| Abstract |
Dr. DeGroot has sought to determine whether
clade B vaccines will be useful in the context of non-clade-B
challenges. Her lab has engaged in an assessment of existing
HIV vaccine candidates for their potential to stimulate cross-protective
immune responses and examination of the sequences of HIV isolates
from other regions of the world for T cell epitopes that are
either wholly or partially conserved in candidate HIV vaccines.

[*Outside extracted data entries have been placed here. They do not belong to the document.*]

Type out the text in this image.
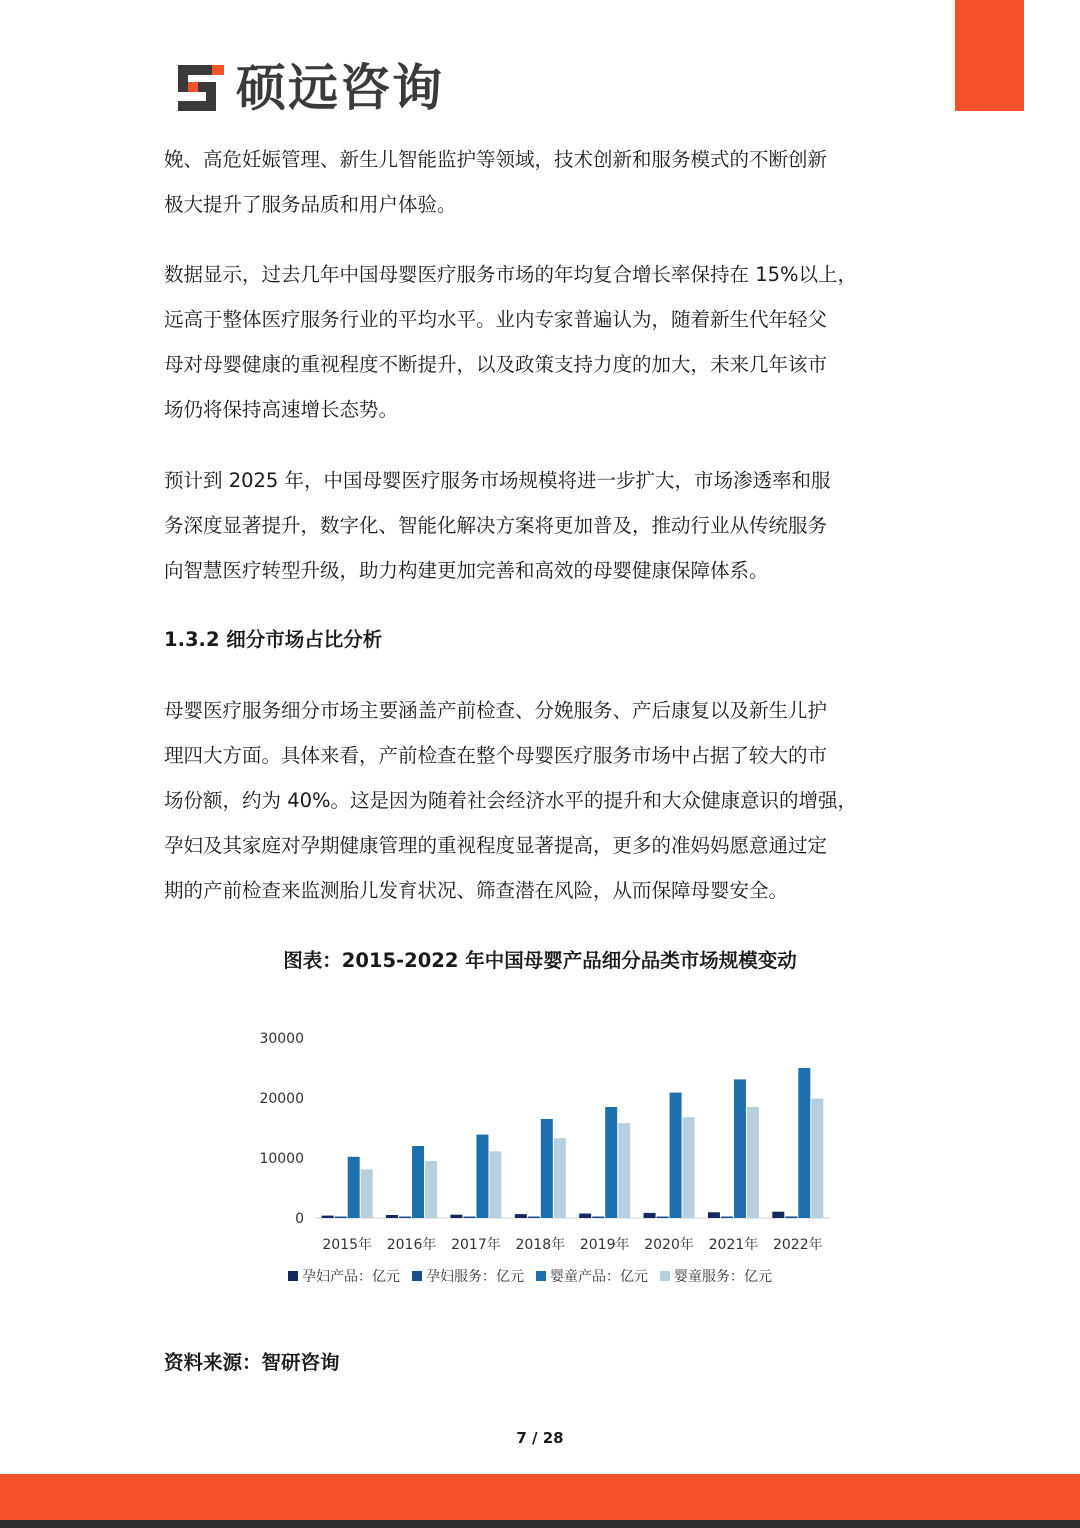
硕远咨询

娩、高危妊娠管理、新生儿智能监护等领域，技术创新和服务模式的不断创新
极大提升了服务品质和用户体验。

数据显示，过去几年中国母婴医疗服务市场的年均复合增长率保持在 15%以上，
远高于整体医疗服务行业的平均水平。业内专家普遍认为，随着新生代年轻父
母对母婴健康的重视程度不断提升，以及政策支持力度的加大，未来几年该市
场仍将保持高速增长态势。

预计到 2025 年，中国母婴医疗服务市场规模将进一步扩大，市场渗透率和服
务深度显著提升，数字化、智能化解决方案将更加普及，推动行业从传统服务
向智慧医疗转型升级，助力构建更加完善和高效的母婴健康保障体系。

1.3.2 细分市场占比分析

母婴医疗服务细分市场主要涵盖产前检查、分娩服务、产后康复以及新生儿护
理四大方面。具体来看，产前检查在整个母婴医疗服务市场中占据了较大的市
场份额，约为 40%。这是因为随着社会经济水平的提升和大众健康意识的增强，
孕妇及其家庭对孕期健康管理的重视程度显著提高，更多的准妈妈愿意通过定
期的产前检查来监测胎儿发育状况、筛查潜在风险，从而保障母婴安全。

图表：2015-2022 年中国母婴产品细分品类市场规模变动
0
10000
20000
30000
2015年 2016年 2017年 2018年 2019年 2020年 2021年 2022年
孕妇产品：亿元 孕妇服务：亿元 婴童产品：亿元 婴童服务：亿元
资料来源：智研咨询
7 / 28
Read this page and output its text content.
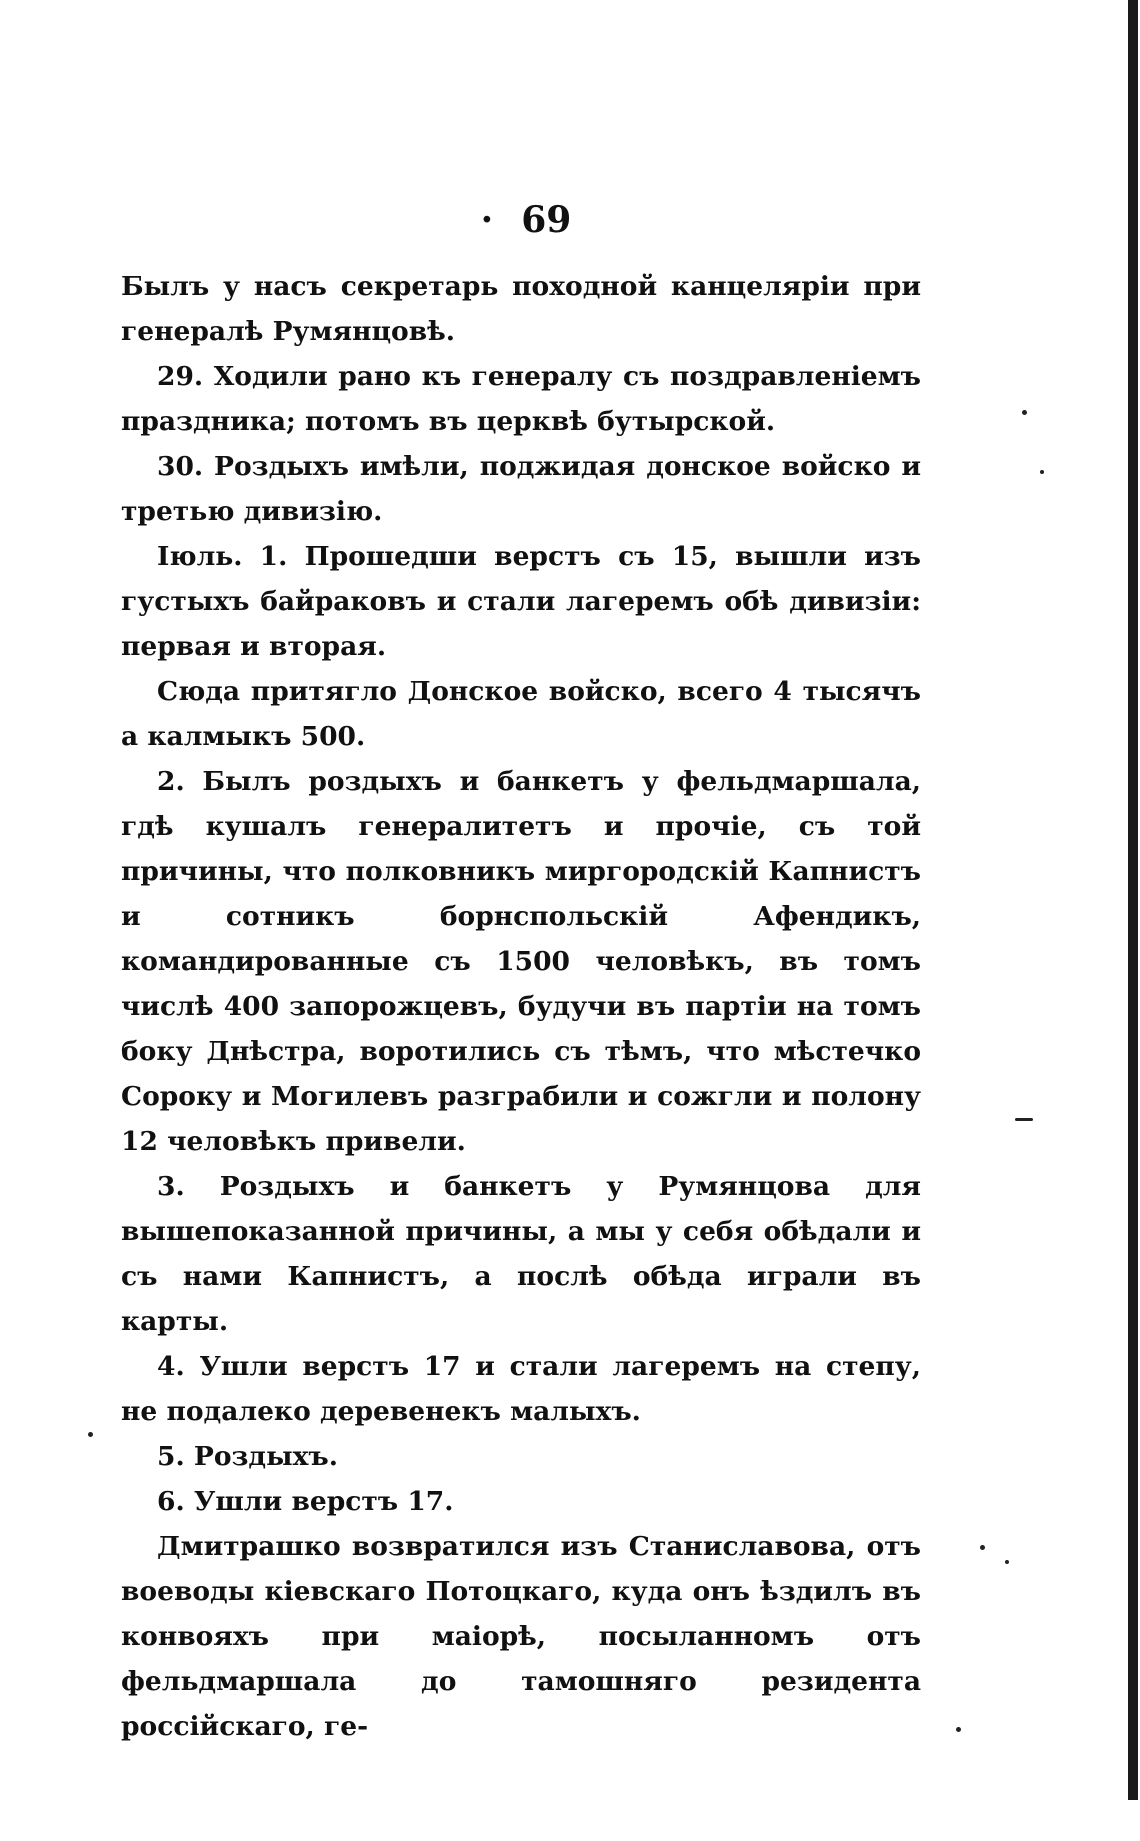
· 69

Былъ у насъ секретарь походной канцеляріи при генералѣ Румянцовѣ.

29. Ходили рано къ генералу съ поздравленіемъ праздника; потомъ въ церквѣ бутырской.

30. Роздыхъ имѣли, поджидая донское войско и третью дивизію.

Іюль. 1. Прошедши верстъ съ 15, вышли изъ густыхъ байраковъ и стали лагеремъ обѣ дивизіи: первая и вторая.

Сюда притягло Донское войско, всего 4 тысячъ а калмыкъ 500.

2. Былъ роздыхъ и банкетъ у фельдмаршала, гдѣ кушалъ генералитетъ и прочіе, съ той причины, что полковникъ миргородскій Капнистъ и сотникъ борнспольскій Афендикъ, командированные съ 1500 человѣкъ, въ томъ числѣ 400 запорожцевъ, будучи въ партіи на томъ боку Днѣстра, воротились съ тѣмъ, что мѣстечко Сороку и Могилевъ разграбили и сожгли и полону 12 человѣкъ привели.

3. Роздыхъ и банкетъ у Румянцова для вышепоказанной причины, а мы у себя обѣдали и съ нами Капнистъ, а послѣ обѣда играли въ карты.

4. Ушли верстъ 17 и стали лагеремъ на степу, не подалеко деревенекъ малыхъ.

5. Роздыхъ.

6. Ушли верстъ 17.

Дмитрашко возвратился изъ Станиславова, отъ воеводы кіевскаго Потоцкаго, куда онъ ѣздилъ въ конвояхъ при маіорѣ, посыланномъ отъ фельдмаршала до тамошняго резидента россійскаго, ге-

Validating the potential for HIV vaccines to stimulate cross-reactive
responses, and identifying new CTL epitopes that are conserved
across HIV-1 clades are pursuits that will enhance the development
and deployment of HIV vaccines that are relevant in the context
of the global HIV epidemic. The purpose of in vitro epitope
screening studies carried out under her CFAR developmental
funding has been to confirm that Conservatrix and EpiMatrix
permit the selection of highly conserved HIV-1 epitopes from
among tens of millions of epitope candidates (40,000 HIV-1
sequences x average 600 amino acids per sequence x 10mer overlapping
frames). The only alternative to using Conservatrix and EpiMatrix
to define epitopes that are relevant across clades is to perform
epitope mapping using thousands of peptides and thousands
of study volunteers. The data suggest that Conservatrix and
EpiMatrix provide a much more efficient means of identifying
epitope candidates. Dr. De Groot's lab has confirmed, in pilot
studies, that 40% of epitopes selected using these tools stimulate
ELISpot responses. They also reconfirmed other published reports
describing immune responses to diverse, sometimes subdominant
epitopes (average of 2.47 responses per subject). It is likely
that these preliminary results, performed on PBMC from a relatively
small study subject sample, actually underestimate the number
of epitopes selected using the tools they have developed.
Dr. DeGroot has secured NIH funding on several projects as
a co-investigator and PI, including R01 AI45416 and R01 AI40888.